Of course, Zac could always reject a Limited Title if it was worse than the ones he already had. The real reason was the state he was in. Going inside now would be a waste of an opportunity, especially considering he hadn’t even forged his life-attuned constitution yet. There was time to revisit this place after he made some inroads into the [Void Vajra Sublimation].
“I’ll go!” the young chieftain immediately said with excitement all over his face.
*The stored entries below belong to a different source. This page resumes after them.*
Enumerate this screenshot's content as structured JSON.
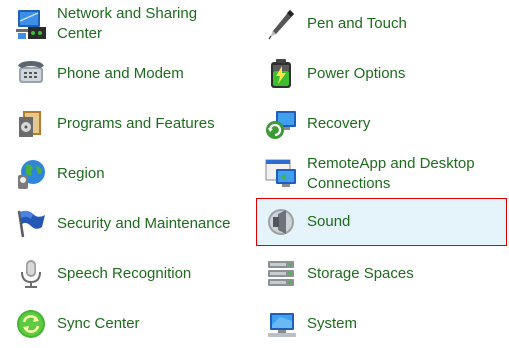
{
  "items": [
    {
      "label": "Network and Sharing Center",
      "icon": "network-icon"
    },
    {
      "label": "Pen and Touch",
      "icon": "pen-icon"
    },
    {
      "label": "Phone and Modem",
      "icon": "phone-modem-icon"
    },
    {
      "label": "Power Options",
      "icon": "battery-icon"
    },
    {
      "label": "Programs and Features",
      "icon": "programs-icon"
    },
    {
      "label": "Recovery",
      "icon": "recovery-icon"
    },
    {
      "label": "Region",
      "icon": "globe-icon"
    },
    {
      "label": "RemoteApp and Desktop Connections",
      "icon": "remote-desktop-icon"
    },
    {
      "label": "Security and Maintenance",
      "icon": "flag-icon"
    },
    {
      "label": "Sound",
      "icon": "speaker-icon",
      "selected": true
    },
    {
      "label": "Speech Recognition",
      "icon": "microphone-icon"
    },
    {
      "label": "Storage Spaces",
      "icon": "storage-icon"
    },
    {
      "label": "Sync Center",
      "icon": "sync-icon"
    },
    {
      "label": "System",
      "icon": "computer-icon"
    }
  ],
  "colors": {
    "link_text": "#1e6b1e",
    "selected_background": "#e5f3fb",
    "selected_border": "#e00000"
  }
}
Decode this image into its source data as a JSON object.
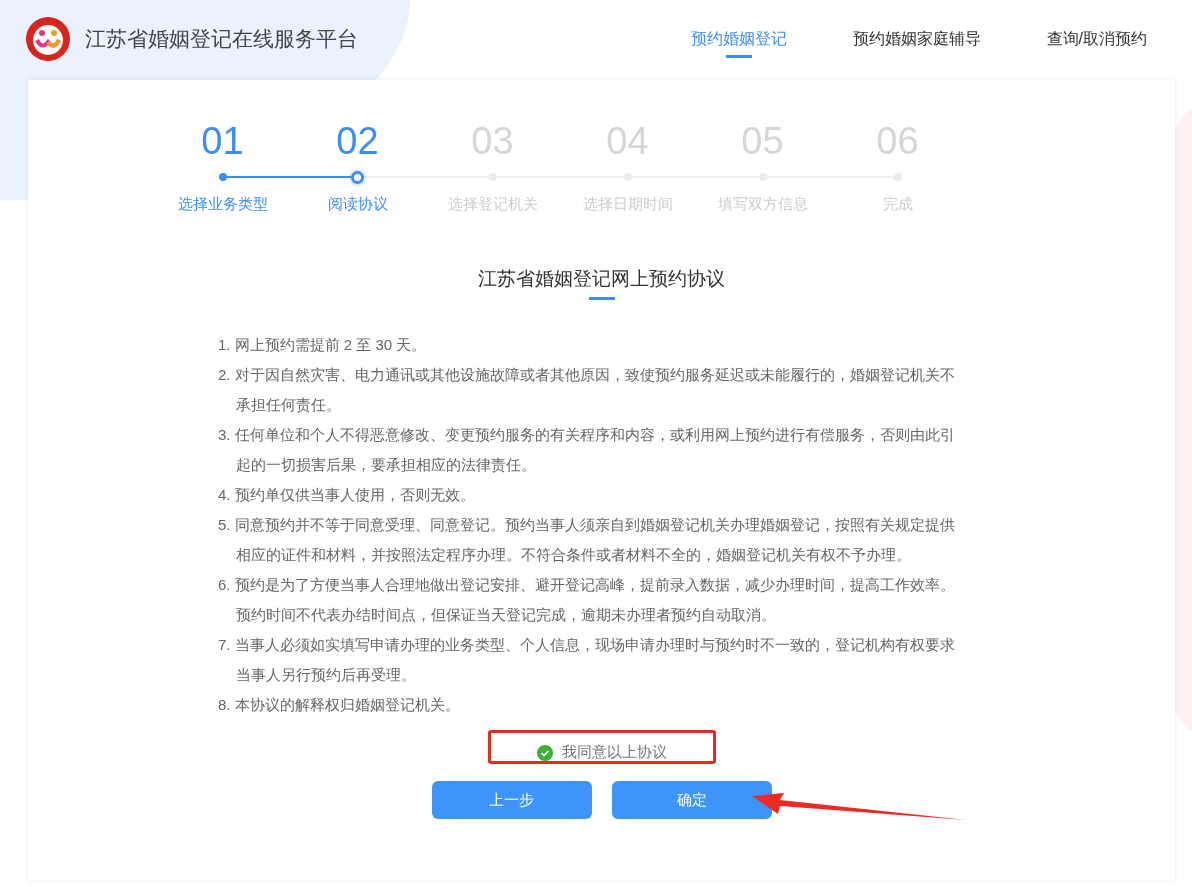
{
  "header": {
    "title": "江苏省婚姻登记在线服务平台",
    "nav": [
      {
        "label": "预约婚姻登记",
        "selected": true
      },
      {
        "label": "预约婚姻家庭辅导",
        "selected": false
      },
      {
        "label": "查询/取消预约",
        "selected": false
      }
    ]
  },
  "steps": [
    {
      "number": "01",
      "label": "选择业务类型",
      "completed": true,
      "selected": false
    },
    {
      "number": "02",
      "label": "阅读协议",
      "completed": false,
      "selected": true
    },
    {
      "number": "03",
      "label": "选择登记机关",
      "completed": false,
      "selected": false
    },
    {
      "number": "04",
      "label": "选择日期时间",
      "completed": false,
      "selected": false
    },
    {
      "number": "05",
      "label": "填写双方信息",
      "completed": false,
      "selected": false
    },
    {
      "number": "06",
      "label": "完成",
      "completed": false,
      "selected": false
    }
  ],
  "agreement": {
    "title": "江苏省婚姻登记网上预约协议",
    "items": [
      "1. 网上预约需提前 2 至 30 天。",
      "2. 对于因自然灾害、电力通讯或其他设施故障或者其他原因，致使预约服务延迟或未能履行的，婚姻登记机关不承担任何责任。",
      "3. 任何单位和个人不得恶意修改、变更预约服务的有关程序和内容，或利用网上预约进行有偿服务，否则由此引起的一切损害后果，要承担相应的法律责任。",
      "4. 预约单仅供当事人使用，否则无效。",
      "5. 同意预约并不等于同意受理、同意登记。预约当事人须亲自到婚姻登记机关办理婚姻登记，按照有关规定提供相应的证件和材料，并按照法定程序办理。不符合条件或者材料不全的，婚姻登记机关有权不予办理。",
      "6. 预约是为了方便当事人合理地做出登记安排、避开登记高峰，提前录入数据，减少办理时间，提高工作效率。预约时间不代表办结时间点，但保证当天登记完成，逾期未办理者预约自动取消。",
      "7. 当事人必须如实填写申请办理的业务类型、个人信息，现场申请办理时与预约时不一致的，登记机构有权要求当事人另行预约后再受理。",
      "8. 本协议的解释权归婚姻登记机关。"
    ],
    "consent": {
      "label": "我同意以上协议",
      "checked": true
    }
  },
  "buttons": [
    {
      "label": "上一步"
    },
    {
      "label": "确定"
    }
  ]
}
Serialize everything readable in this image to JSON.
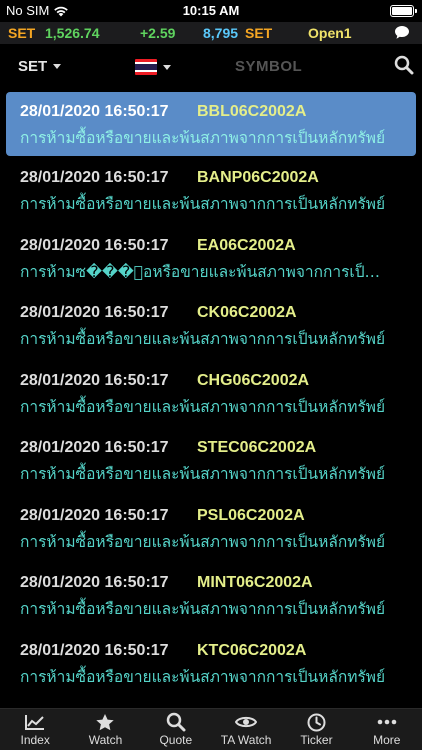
{
  "status": {
    "carrier": "No SIM",
    "time": "10:15 AM",
    "battery_level": 1.0
  },
  "ticker": {
    "market1": "SET",
    "index_value": "1,526.74",
    "change": "+2.59",
    "volume": "8,795",
    "market2": "SET",
    "session": "Open1",
    "chat_icon": "chat-bubble-icon"
  },
  "toolbar": {
    "market_select": "SET",
    "flag_icon": "thailand-flag-icon",
    "symbol_placeholder": "SYMBOL",
    "search_icon": "search-icon"
  },
  "news": [
    {
      "time": "28/01/2020 16:50:17",
      "symbol": "BBL06C2002A",
      "message": "การห้ามซื้อหรือขายและพ้นสภาพจากการเป็นหลักทรัพย์",
      "selected": true
    },
    {
      "time": "28/01/2020 16:50:17",
      "symbol": "BANP06C2002A",
      "message": "การห้ามซื้อหรือขายและพ้นสภาพจากการเป็นหลักทรัพย์",
      "selected": false
    },
    {
      "time": "28/01/2020 16:50:17",
      "symbol": "EA06C2002A",
      "message": "การห้ามซ���้อหรือขายและพ้นสภาพจากการเป็นหลักทรัพย์",
      "selected": false
    },
    {
      "time": "28/01/2020 16:50:17",
      "symbol": "CK06C2002A",
      "message": "การห้ามซื้อหรือขายและพ้นสภาพจากการเป็นหลักทรัพย์",
      "selected": false
    },
    {
      "time": "28/01/2020 16:50:17",
      "symbol": "CHG06C2002A",
      "message": "การห้ามซื้อหรือขายและพ้นสภาพจากการเป็นหลักทรัพย์",
      "selected": false
    },
    {
      "time": "28/01/2020 16:50:17",
      "symbol": "STEC06C2002A",
      "message": "การห้ามซื้อหรือขายและพ้นสภาพจากการเป็นหลักทรัพย์",
      "selected": false
    },
    {
      "time": "28/01/2020 16:50:17",
      "symbol": "PSL06C2002A",
      "message": "การห้ามซื้อหรือขายและพ้นสภาพจากการเป็นหลักทรัพย์",
      "selected": false
    },
    {
      "time": "28/01/2020 16:50:17",
      "symbol": "MINT06C2002A",
      "message": "การห้ามซื้อหรือขายและพ้นสภาพจากการเป็นหลักทรัพย์",
      "selected": false
    },
    {
      "time": "28/01/2020 16:50:17",
      "symbol": "KTC06C2002A",
      "message": "การห้ามซื้อหรือขายและพ้นสภาพจากการเป็นหลักทรัพย์",
      "selected": false
    }
  ],
  "tabs": [
    {
      "label": "Index",
      "icon": "chart-line-icon"
    },
    {
      "label": "Watch",
      "icon": "star-icon"
    },
    {
      "label": "Quote",
      "icon": "search-icon"
    },
    {
      "label": "TA Watch",
      "icon": "eye-icon"
    },
    {
      "label": "Ticker",
      "icon": "clock-icon"
    },
    {
      "label": "More",
      "icon": "more-dots-icon"
    }
  ],
  "colors": {
    "set_label": "#f5a623",
    "positive": "#5fd35f",
    "volume": "#5ac8fa",
    "session": "#f0e36a",
    "symbol": "#e4ee8a",
    "message": "#55d4c9",
    "selected_row": "#5a8cc8"
  }
}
“Wait,” one of the old advisors said. “Let one of us old bones step through the gates first to test the waters. We don’t know what to expect, and we can’t have you dying at this critical juncture.”
“A chieftain can’t be afraid of death,” Ra’Klid said with annoyance, but he did relent. “Alright, which one of you want to go?”
“I’ll do it,” an old axe-wielder Zac recognized from the peace summit said.
The man was at the peak of the E-grade, and he exuded both the aura of a warrior and of one cultivating the Dao of Life, making him a perfect candidate. Similarly, a spectral warrior stepped forward to enter the Gate of Death.
The group walked over to the front of the Gates of Rebirth, and the gates soundlessly swung open as they approached. On the other side were just two swirls, but the golden gate actually held a shimmering swirl made from death-attuned energy. The opposite was true for the Gate of Death.
“The Gate of Life is made from Miasma?” Ogras muttered with confusion. “And a Gate of Death filled with life?”
“Uh,” Zac said as the others looked at him with inquiring glances. “I have no idea.”
“Fighting against death is part of life,” the seasoned Mavai warrior eventually said. “I’ll still enter the Gate of Life.”
“I shall follow suit and enter the Gate of Death,” the spectral warrior added.
“Even if the element is wrong, you should at least pass the first layer of the trial,” Zac slowly said. “Just go out instead of overdoing it if it’s the wrong path.”
The two nodded and were swallowed by the swirls a moment later.
“How long will this take?” Ogras asked.
“Six hours,” Zac said. “The burst of information was very clear on that point, at least.”
The group soon set up a table to wait for the two to emerge, and Zac took the opportunity to update the Mavai and Raun on the situation with the war. The Raun also hesitantly asked about the problem with them betraying the Undead Empire. Zac answered that Arcaz would meet up with his allies from the Empire soon enough and that he’d have a definite answer in a couple of months.
The subject of the Kingdom of Raun really was something Zac planned on discussing with Catheya, and he didn’t believe the Undead Empire would cause a stink over a small tribe of ghosts at the edge of the Multiverse. Eventually, the six hours had passed, but Zac frowned when the gates showed no sign of reopening.
“I felt a ripple from the graveyard,” Aouvi suddenly said.
“Let’s go,” Zac nodded and flashed away.
By the time they reached the backside of the trial area, they could immediately spot signs of activity.
“What in the…” Ra’Klid muttered as he saw the Mavai warrior push open the lid of a coffin and crawl outside.
Similarly, a thick bulbous plant was cut apart, allowing the ghost to emerge from within. Zac breathed out with relief upon seeing the two were mostly fine, though the Mavai warrior sported some pretty nasty wounds. Zac had no idea why the trial would send out people like this, but it was fine as long as they were alive.
“How was it?” Zac asked as the group walked over.
“It was…” the warrior said before he froze. “Huh? Why can’t I remember?”